Understand Motivation and Morale

Team motivation should be one of your biggest concerns as you plan practices and skill instruction. Consider how players will feel when you describe the plan for the day. Does it get them energized and excited about being there? Does it make them anxious and nervous? Does it insult them by acting like they did not learn something the first time?

Correcting errors is an essential part of being a coach, but consider the issues surrounding it before you make a practice plan. How will players react to this type of criticism? Is there a better way I can present the problem so as to get maximum participation and interest from players? Why am I choosing to address the problem in this way?

By answering these simple but important questions, you can more effectively lead your team and keep them excited about the sport and their part on the team.

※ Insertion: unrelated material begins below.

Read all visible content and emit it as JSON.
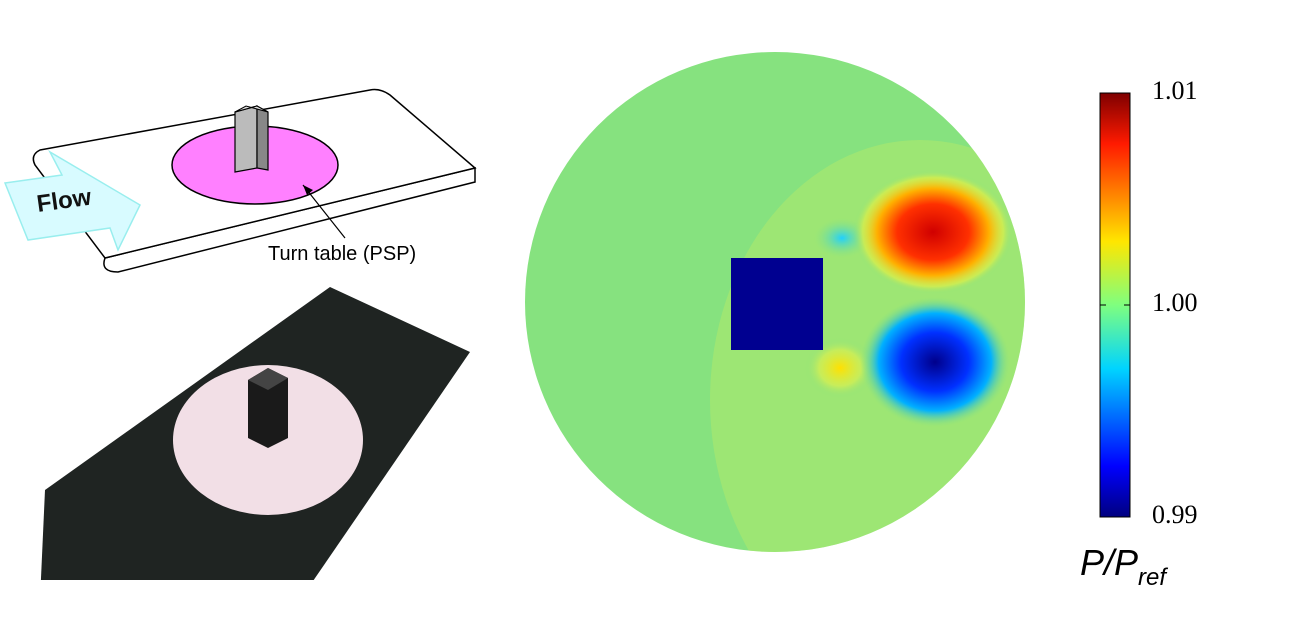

Selecting which skills to re-teach is also a hidden motivation-killer. If you choose a skill that players already feel proficient at, they will view your decision as an insult to their abilities, even if you feel that they are mistaken in their sense of proficiency. For this reason, you must consider motivation when you decide when and how to select techniques for re-teaching.

By no means should you avoid addressing something even if you have addressed it before, because sometimes players just do not “get it.” Be kind but firm in your explanation for choosing that technique and work to get everyone positive about the event. Encourage players with praise and good feedback, and help everyone see that relearning a skill is nothing more than reviewing it, fixing any problems that may have developed, and moving on.